Ans: Parker often begins paragraphs with bold, declarative statements like “Poverty is…” followed by detailed personal experiences. This repetitive structure creates a strong rhythm and emphasizes the emotional weight of each point. The pattern is effective in immersing the reader into the reality of living in poverty.
d. How does Parker develop each paragraph? What details make each paragraph memorable?
Ans: Each paragraph is built around a specific aspect of poverty—health, hygiene, motherhood, work—and enriched with vivid sensory details. Parker uses personal stories, graphic images, and emotional appeals that make the reader feel her pain. Her honest tone and use of direct experience make every paragraph impactful and memorable.
e. In the final paragraph, how does the author use questions to involve the reader in the issue of poverty?
Ans: In the final paragraph, Parker asks rhetorical questions like “Do you?” to challenge the reader’s assumptions. These questions force readers to reflect on their own privilege and understanding. It shifts the burden of thought onto the audience, making them reconsider how they perceive and respond to poverty.
Reference Beyond the Text
a. Define a social problem (homelessness, unemployment, racism) imitating Parker’s style.
Ans: Homelessness is sleeping under bridges in the cold. It is feeling eyes watching you with suspicion as you try to find warmth in a doorway. It is being treated like you are invisible, like you don’t matter. Homelessness is hearing people say “get a job” when you don’t even have an address. It is trying to stay clean when there is no soap. It is hunger, shame, and the endless echo of rejection. Homelessness is being seen but never heard, breathing but never truly living.

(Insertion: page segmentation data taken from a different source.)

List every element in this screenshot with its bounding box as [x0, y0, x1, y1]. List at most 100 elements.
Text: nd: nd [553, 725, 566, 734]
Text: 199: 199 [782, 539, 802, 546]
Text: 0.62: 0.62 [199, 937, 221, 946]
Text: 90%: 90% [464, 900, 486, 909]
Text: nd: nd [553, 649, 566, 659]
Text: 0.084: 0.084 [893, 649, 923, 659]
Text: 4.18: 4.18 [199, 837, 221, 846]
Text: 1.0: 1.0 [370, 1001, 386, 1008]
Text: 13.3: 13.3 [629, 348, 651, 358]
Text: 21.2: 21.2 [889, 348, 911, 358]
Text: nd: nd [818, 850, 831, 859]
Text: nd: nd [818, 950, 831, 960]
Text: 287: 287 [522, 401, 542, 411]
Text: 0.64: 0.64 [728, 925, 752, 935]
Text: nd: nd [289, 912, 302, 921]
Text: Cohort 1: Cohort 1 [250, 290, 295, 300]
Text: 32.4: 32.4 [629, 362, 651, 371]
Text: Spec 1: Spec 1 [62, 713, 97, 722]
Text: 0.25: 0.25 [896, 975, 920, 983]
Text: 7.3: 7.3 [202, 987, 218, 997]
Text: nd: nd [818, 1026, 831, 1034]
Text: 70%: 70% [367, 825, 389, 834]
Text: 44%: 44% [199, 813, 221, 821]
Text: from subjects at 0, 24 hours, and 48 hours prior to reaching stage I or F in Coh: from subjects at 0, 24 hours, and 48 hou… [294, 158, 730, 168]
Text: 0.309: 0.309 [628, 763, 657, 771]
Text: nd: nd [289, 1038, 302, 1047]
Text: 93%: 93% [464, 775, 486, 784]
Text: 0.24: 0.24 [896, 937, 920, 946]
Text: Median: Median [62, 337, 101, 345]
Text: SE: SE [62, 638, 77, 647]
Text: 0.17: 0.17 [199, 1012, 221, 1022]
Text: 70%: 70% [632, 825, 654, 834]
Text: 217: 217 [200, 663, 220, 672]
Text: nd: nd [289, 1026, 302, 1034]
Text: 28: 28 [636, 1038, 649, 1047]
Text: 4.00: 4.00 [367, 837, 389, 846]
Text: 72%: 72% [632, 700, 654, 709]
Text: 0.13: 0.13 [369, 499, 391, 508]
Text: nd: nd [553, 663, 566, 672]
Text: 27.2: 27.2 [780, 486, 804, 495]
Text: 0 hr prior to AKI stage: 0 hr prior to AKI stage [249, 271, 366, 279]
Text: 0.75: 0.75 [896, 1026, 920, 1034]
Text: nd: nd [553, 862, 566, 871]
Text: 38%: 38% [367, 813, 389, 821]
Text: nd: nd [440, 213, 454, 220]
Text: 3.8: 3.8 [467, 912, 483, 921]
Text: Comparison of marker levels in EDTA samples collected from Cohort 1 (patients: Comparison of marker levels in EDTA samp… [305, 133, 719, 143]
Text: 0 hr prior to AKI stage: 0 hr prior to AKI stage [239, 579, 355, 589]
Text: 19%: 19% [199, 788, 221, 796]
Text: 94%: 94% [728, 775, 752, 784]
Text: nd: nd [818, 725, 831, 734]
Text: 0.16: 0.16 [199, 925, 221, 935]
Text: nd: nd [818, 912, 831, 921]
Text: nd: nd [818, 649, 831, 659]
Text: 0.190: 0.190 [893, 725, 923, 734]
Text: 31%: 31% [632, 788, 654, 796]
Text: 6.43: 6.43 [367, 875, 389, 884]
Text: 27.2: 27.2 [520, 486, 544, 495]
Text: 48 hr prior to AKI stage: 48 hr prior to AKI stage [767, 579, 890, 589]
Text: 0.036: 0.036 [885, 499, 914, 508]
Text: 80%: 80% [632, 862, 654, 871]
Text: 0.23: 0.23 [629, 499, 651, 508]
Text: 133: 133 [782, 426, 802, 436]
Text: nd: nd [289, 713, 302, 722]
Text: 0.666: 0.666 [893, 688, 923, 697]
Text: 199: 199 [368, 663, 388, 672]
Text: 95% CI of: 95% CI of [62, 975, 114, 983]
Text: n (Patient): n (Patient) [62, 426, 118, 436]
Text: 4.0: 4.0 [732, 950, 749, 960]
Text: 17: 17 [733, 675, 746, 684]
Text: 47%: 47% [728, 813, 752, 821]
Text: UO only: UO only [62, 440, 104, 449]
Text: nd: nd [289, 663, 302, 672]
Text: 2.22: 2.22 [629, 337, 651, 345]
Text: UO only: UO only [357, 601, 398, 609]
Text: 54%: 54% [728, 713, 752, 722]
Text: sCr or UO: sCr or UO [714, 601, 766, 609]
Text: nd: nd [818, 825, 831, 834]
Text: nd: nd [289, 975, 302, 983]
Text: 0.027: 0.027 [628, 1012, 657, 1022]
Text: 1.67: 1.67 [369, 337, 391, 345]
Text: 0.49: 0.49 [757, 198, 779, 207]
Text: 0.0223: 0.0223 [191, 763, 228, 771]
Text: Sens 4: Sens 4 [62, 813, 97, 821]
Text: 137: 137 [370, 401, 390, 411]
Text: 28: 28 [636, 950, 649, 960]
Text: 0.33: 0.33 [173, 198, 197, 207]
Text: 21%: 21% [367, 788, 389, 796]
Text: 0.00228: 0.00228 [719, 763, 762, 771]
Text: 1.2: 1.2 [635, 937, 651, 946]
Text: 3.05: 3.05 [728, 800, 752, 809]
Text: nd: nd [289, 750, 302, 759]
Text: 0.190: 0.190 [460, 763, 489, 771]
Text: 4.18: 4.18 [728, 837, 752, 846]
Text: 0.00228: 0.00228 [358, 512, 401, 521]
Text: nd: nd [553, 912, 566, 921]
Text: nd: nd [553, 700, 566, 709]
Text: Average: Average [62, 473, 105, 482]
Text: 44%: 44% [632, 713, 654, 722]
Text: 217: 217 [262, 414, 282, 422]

b. Using adjectives to highlight the futility of the situation, write a short definition essay on Growing up in Poverty.
Ans:
Growing up in poverty is a harsh, unforgiving, and isolating experience that leaves deep emotional and physical scars. It means waking up in cold, damp rooms where the roof leaks and the walls are cracked. Children raised in poverty face daily hunger, wearing worn-out clothes and shoes that barely fit. There is no sense of stability or comfort—only the exhausting routine of survival. Even the simplest joys of childhood, like toys or celebrations, are often out of reach, replaced instead by silence, shame, and longing. Poverty deprives a child not only of material needs but also of the carefree spirit that childhood should offer.
In school, poverty becomes even more visible and humiliating. Poor children are often teased or pitied for their appearance, their inability to bring lunch, or their struggle to keep up without the support of private tutors or quiet study spaces. The lack of resources makes education a difficult journey rather than a path to hope. Poverty teaches children to grow up too fast, taking on responsibilities beyond their age and hiding their needs so they won’t burden their already struggling families. It is mentally draining, emotionally isolating, and developmentally limiting.
Growing up in poverty is not just about living without money—it’s about growing up without choices, opportunities, and recognition. It robs children of confidence and creativity, and often leaves them feeling invisible. It is a cycle that, without intervention and compassion, repeats itself across generations. Growing up poor means growing up unheard, unseen, and unvalued.